In 1953, the Diocese of Alexandria marked the 100th anniversary of the establishment of the Diocese of Natchitoches. Samuel Cardinal Stritch, Archbishop of Chicago, assisted at the Pontifical High Mass in St. Francis Xavier Cathedral marking that occasion. Seventy-six diocesan priests and 75 priests of various religious orders and congregations were at work in the diocese’s 74 parishes at that time together with hundreds of religious sisters and brothers. Over 10,000 children were enrolled in Catholic schools throughout the diocese.

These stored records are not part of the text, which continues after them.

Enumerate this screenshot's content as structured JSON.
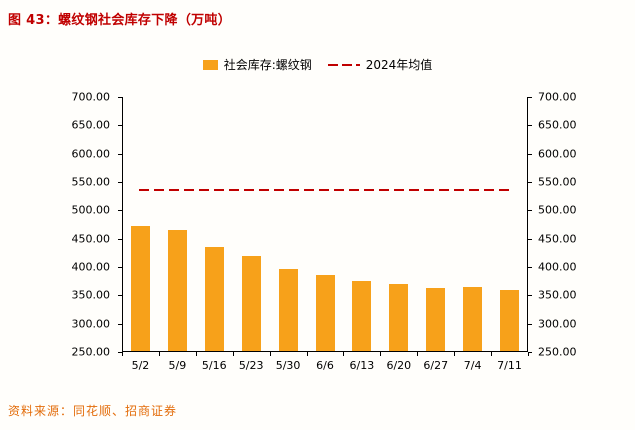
{
  "title": "图 43：螺纹钢社会库存下降（万吨）",
  "source_note": "资料来源：同花顺、招商证券",
  "colors": {
    "title": "#c00000",
    "bar": "#f7a11a",
    "avg_line": "#c00000",
    "source": "#e36c0a",
    "axis": "#000000"
  },
  "chart_data": {
    "type": "bar",
    "title": "螺纹钢社会库存下降（万吨）",
    "categories": [
      "5/2",
      "5/9",
      "5/16",
      "5/23",
      "5/30",
      "6/6",
      "6/13",
      "6/20",
      "6/27",
      "7/4",
      "7/11"
    ],
    "series": [
      {
        "name": "社会库存:螺纹钢",
        "type": "bar",
        "values": [
          470,
          463,
          434,
          417,
          394,
          385,
          374,
          369,
          362,
          363,
          358
        ]
      },
      {
        "name": "2024年均值",
        "type": "dashed-line",
        "value": 535
      }
    ],
    "xlabel": "",
    "ylabel": "",
    "ylim": [
      250,
      700
    ],
    "ytick_step": 50,
    "ytick_labels": [
      "250.00",
      "300.00",
      "350.00",
      "400.00",
      "450.00",
      "500.00",
      "550.00",
      "600.00",
      "650.00",
      "700.00"
    ],
    "dual_y_axis": true,
    "grid": false,
    "legend_position": "top"
  }
}
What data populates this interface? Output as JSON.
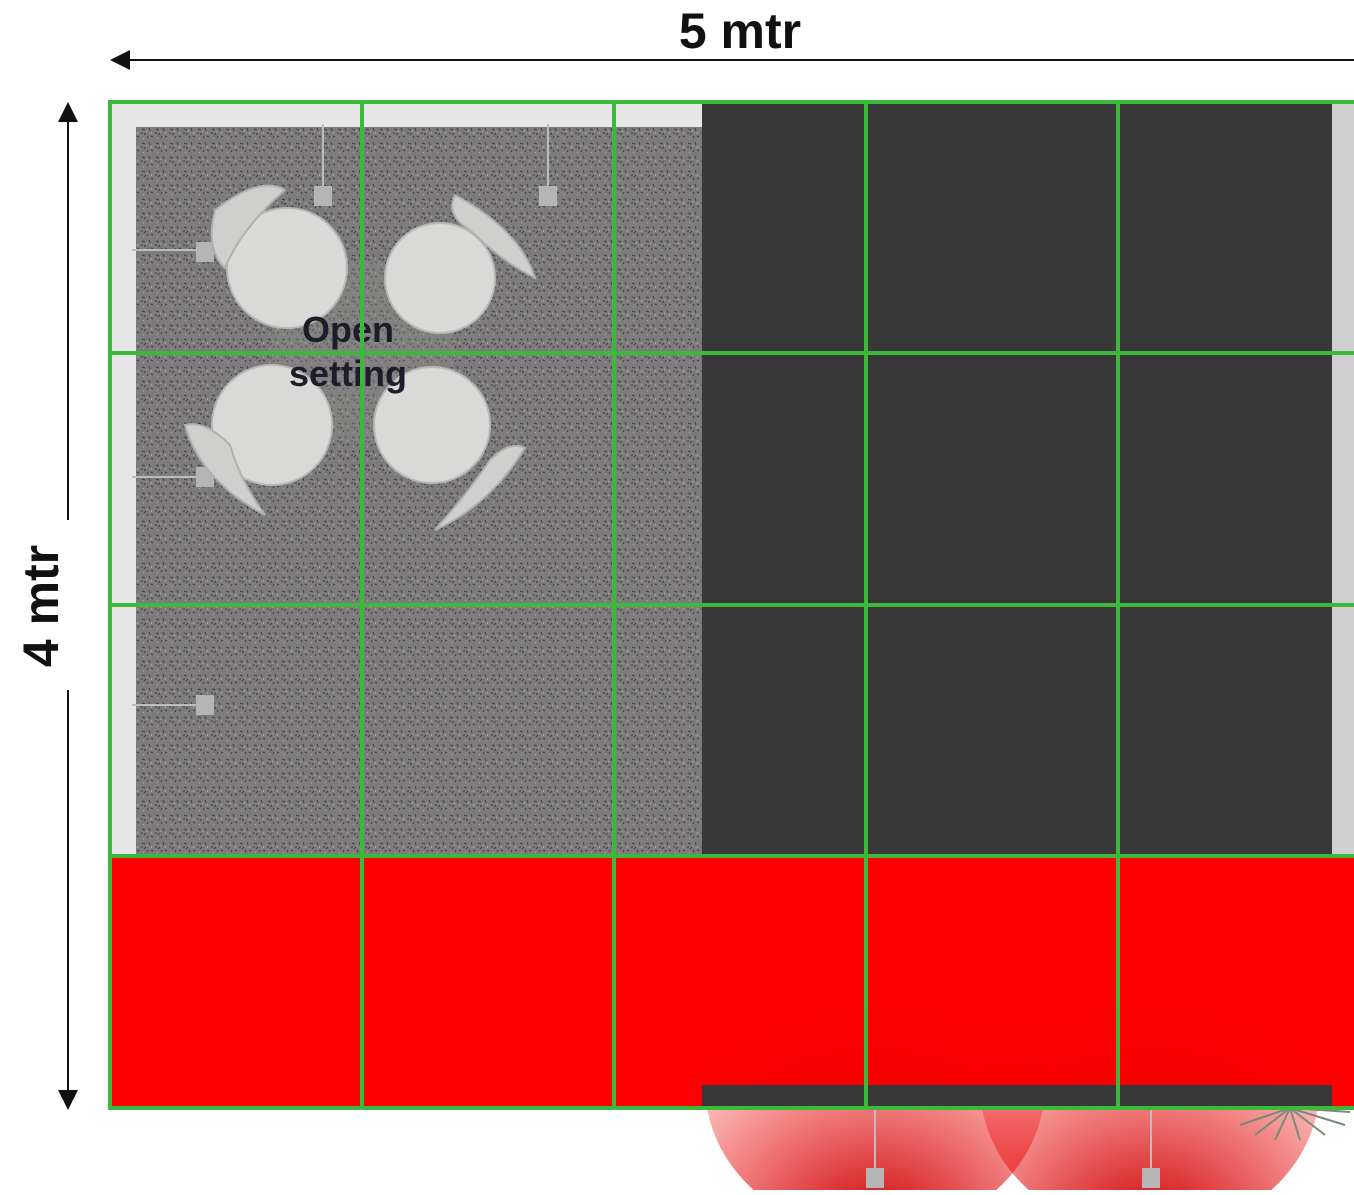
{
  "dimensions": {
    "width_label": "5 mtr",
    "height_label": "4 mtr"
  },
  "zones": {
    "open_setting_line1": "Open",
    "open_setting_line2": "setting"
  },
  "grid": {
    "columns": 5,
    "rows": 4,
    "cell_size_mtr": 1
  },
  "colors": {
    "grid_line": "#3ab93a",
    "counter_red": "#ff0000",
    "dark_panel": "#383838",
    "carpet": "#7d7b7b",
    "chair": "#d9d9d7",
    "light": "#b5b5b5"
  }
}
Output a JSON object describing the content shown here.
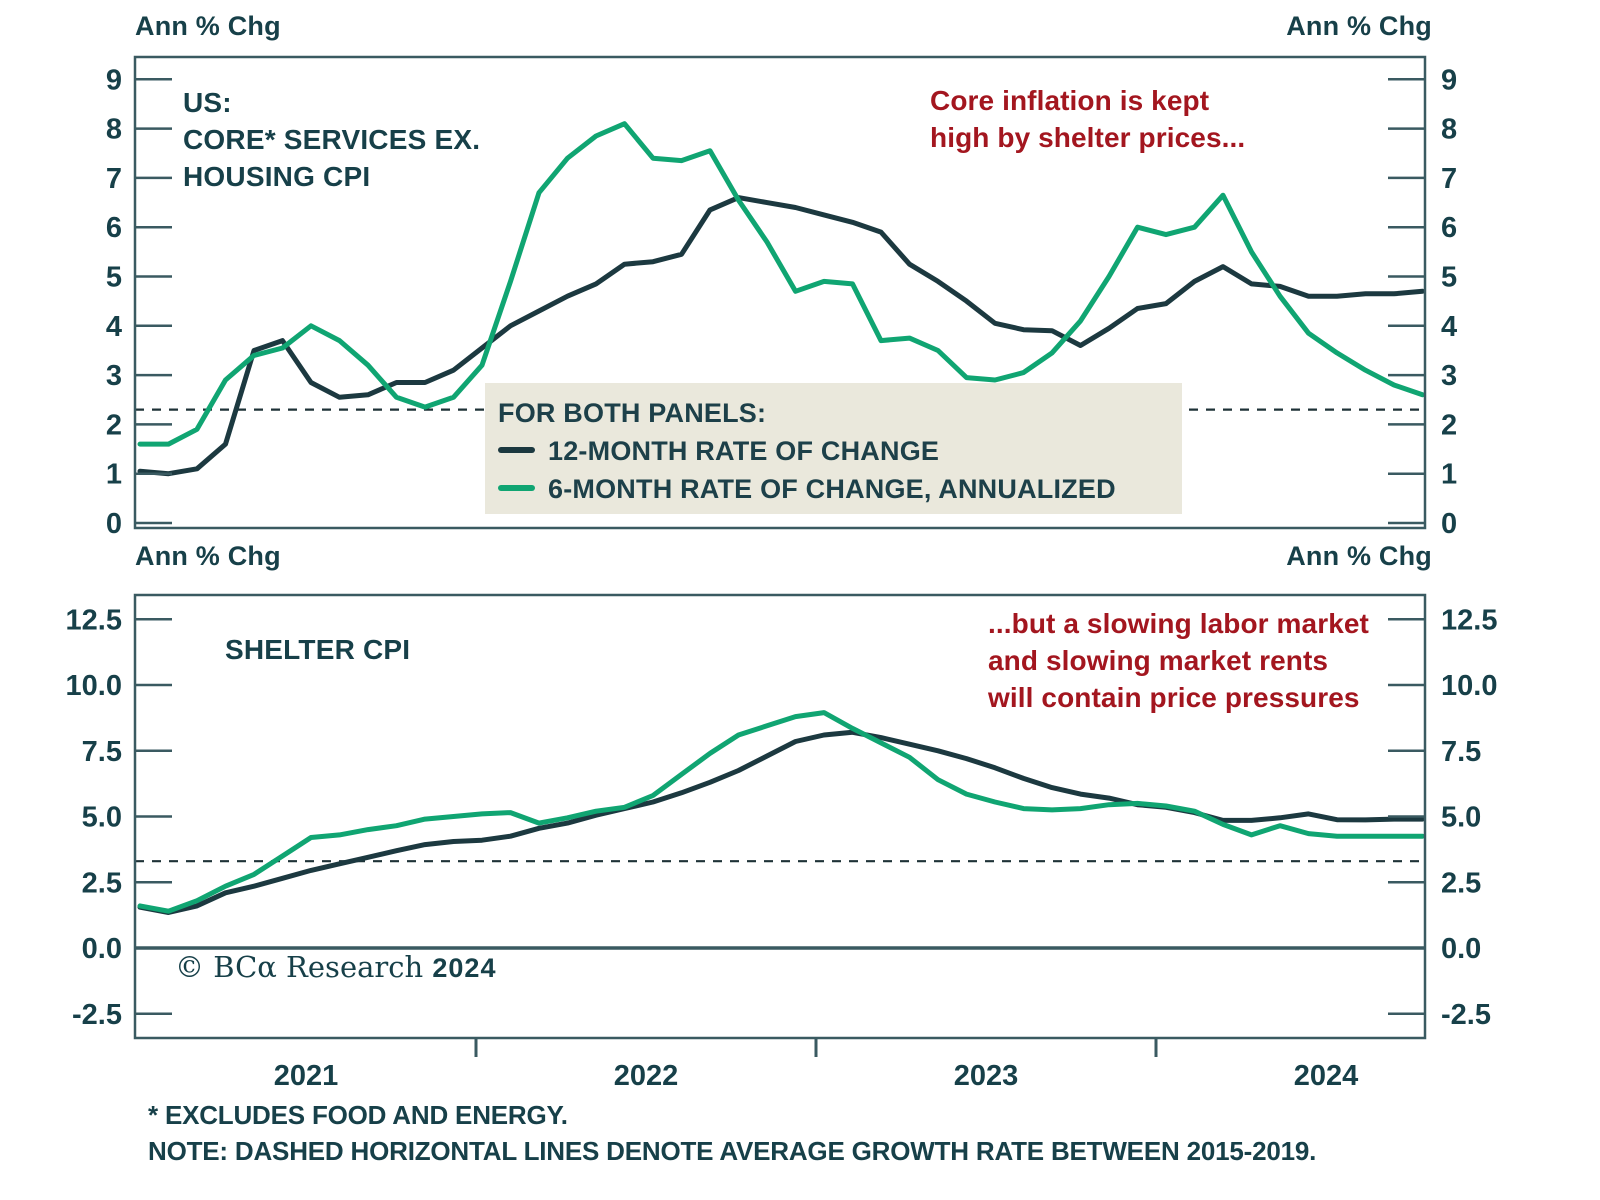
{
  "colors": {
    "text": "#174049",
    "red_annotation": "#a3161f",
    "line_12m": "#1c3940",
    "line_6m": "#10a572",
    "axis": "#3a5a61",
    "dashed": "#1e3237",
    "legend_bg": "#eae8dc",
    "background": "#ffffff"
  },
  "axis_corner_labels": {
    "top_left": "Ann % Chg",
    "top_right": "Ann % Chg",
    "mid_left": "Ann % Chg",
    "mid_right": "Ann % Chg"
  },
  "panels": [
    {
      "title_lines": [
        "US:",
        "CORE* SERVICES EX.",
        "HOUSING CPI"
      ],
      "annotation_lines": [
        "Core inflation is kept",
        "high by shelter prices..."
      ]
    },
    {
      "title_lines": [
        "SHELTER CPI"
      ],
      "annotation_lines": [
        "...but a slowing labor market",
        "and slowing market rents",
        "will contain price pressures"
      ]
    }
  ],
  "legend": {
    "title": "FOR BOTH PANELS:",
    "items": [
      {
        "label": "12-MONTH RATE OF CHANGE"
      },
      {
        "label": "6-MONTH RATE OF CHANGE, ANNUALIZED"
      }
    ]
  },
  "copyright": {
    "symbol_text": "© BCα Research",
    "year": "2024"
  },
  "x_axis": {
    "year_labels": [
      "2021",
      "2022",
      "2023",
      "2024"
    ]
  },
  "footnotes": [
    "* EXCLUDES FOOD AND ENERGY.",
    "NOTE: DASHED HORIZONTAL LINES DENOTE AVERAGE GROWTH RATE BETWEEN 2015-2019."
  ],
  "chart_data": [
    {
      "type": "line",
      "title": "US: CORE* SERVICES EX. HOUSING CPI",
      "ylabel": "Ann % Chg",
      "ylim": [
        0,
        9.45
      ],
      "ytick_values": [
        0,
        1,
        2,
        3,
        4,
        5,
        6,
        7,
        8,
        9
      ],
      "ytick_labels": [
        "0",
        "1",
        "2",
        "3",
        "4",
        "5",
        "6",
        "7",
        "8",
        "9"
      ],
      "x_range": "monthly, Jan 2021 - Oct 2024",
      "x_year_labels": [
        "2021",
        "2022",
        "2023",
        "2024"
      ],
      "grid": false,
      "zero_line": false,
      "dashed_avg_2015_2019": 2.3,
      "annotation": "Core inflation is kept high by shelter prices...",
      "series": [
        {
          "name": "12-MONTH RATE OF CHANGE",
          "color": "#1c3940",
          "values": [
            1.05,
            1.0,
            1.1,
            1.6,
            3.5,
            3.7,
            2.85,
            2.55,
            2.6,
            2.85,
            2.85,
            3.1,
            3.55,
            4.0,
            4.3,
            4.6,
            4.85,
            5.25,
            5.3,
            5.45,
            6.35,
            6.6,
            6.5,
            6.4,
            6.25,
            6.1,
            5.9,
            5.25,
            4.9,
            4.5,
            4.05,
            3.92,
            3.9,
            3.6,
            3.95,
            4.35,
            4.45,
            4.9,
            5.2,
            4.85,
            4.8,
            4.6,
            4.6,
            4.65,
            4.65,
            4.7
          ]
        },
        {
          "name": "6-MONTH RATE OF CHANGE, ANNUALIZED",
          "color": "#10a572",
          "values": [
            1.6,
            1.6,
            1.9,
            2.9,
            3.4,
            3.55,
            4.0,
            3.7,
            3.2,
            2.55,
            2.35,
            2.55,
            3.2,
            4.9,
            6.7,
            7.4,
            7.85,
            8.1,
            7.4,
            7.35,
            7.55,
            6.55,
            5.7,
            4.7,
            4.9,
            4.85,
            3.7,
            3.75,
            3.5,
            2.95,
            2.9,
            3.05,
            3.45,
            4.1,
            5.0,
            6.0,
            5.85,
            6.0,
            6.65,
            5.5,
            4.6,
            3.85,
            3.45,
            3.1,
            2.8,
            2.6
          ]
        }
      ]
    },
    {
      "type": "line",
      "title": "SHELTER CPI",
      "ylabel": "Ann % Chg",
      "ylim": [
        -2.5,
        12.5
      ],
      "ytick_values": [
        -2.5,
        0,
        2.5,
        5,
        7.5,
        10,
        12.5
      ],
      "ytick_labels": [
        "-2.5",
        "0.0",
        "2.5",
        "5.0",
        "7.5",
        "10.0",
        "12.5"
      ],
      "x_range": "monthly, Jan 2021 - Oct 2024",
      "x_year_labels": [
        "2021",
        "2022",
        "2023",
        "2024"
      ],
      "grid": false,
      "zero_line": true,
      "dashed_avg_2015_2019": 3.3,
      "annotation": "...but a slowing labor market and slowing market rents will contain price pressures",
      "series": [
        {
          "name": "12-MONTH RATE OF CHANGE",
          "color": "#1c3940",
          "values": [
            1.55,
            1.35,
            1.6,
            2.1,
            2.35,
            2.65,
            2.95,
            3.2,
            3.45,
            3.7,
            3.93,
            4.05,
            4.1,
            4.25,
            4.55,
            4.75,
            5.05,
            5.3,
            5.55,
            5.9,
            6.3,
            6.75,
            7.3,
            7.85,
            8.1,
            8.2,
            8.0,
            7.75,
            7.5,
            7.2,
            6.85,
            6.45,
            6.1,
            5.85,
            5.7,
            5.45,
            5.35,
            5.15,
            4.85,
            4.85,
            4.95,
            5.1,
            4.88,
            4.87,
            4.9,
            4.9
          ]
        },
        {
          "name": "6-MONTH RATE OF CHANGE, ANNUALIZED",
          "color": "#10a572",
          "values": [
            1.6,
            1.4,
            1.8,
            2.35,
            2.8,
            3.5,
            4.2,
            4.3,
            4.5,
            4.65,
            4.9,
            5.0,
            5.1,
            5.15,
            4.75,
            4.95,
            5.2,
            5.35,
            5.8,
            6.6,
            7.4,
            8.1,
            8.45,
            8.8,
            8.95,
            8.35,
            7.8,
            7.25,
            6.4,
            5.85,
            5.55,
            5.3,
            5.25,
            5.3,
            5.45,
            5.5,
            5.4,
            5.2,
            4.7,
            4.3,
            4.65,
            4.35,
            4.25,
            4.25,
            4.25,
            4.25
          ]
        }
      ]
    }
  ]
}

In 1968, the bishop celebrated his golden sacredotal jubilee with a mass and reception. Cardinal Cushing of Boston came to participate as the guest of honor. During the late 1950’s and early 1960’s, as the nation struggled to ensure equal rights for all, Bishop Greco oversaw the integration of the Catholic school system and ordained Father August Thompson, the first African-American priest for the diocese.
In 1973, Bishop Greco submitted his resignation after 27 years as bishop. He died in Alexandria in 1987. His body is interred in a special tomb erected in his honor by his brother Knights of Columbus in front of the main chapel at Maryhill.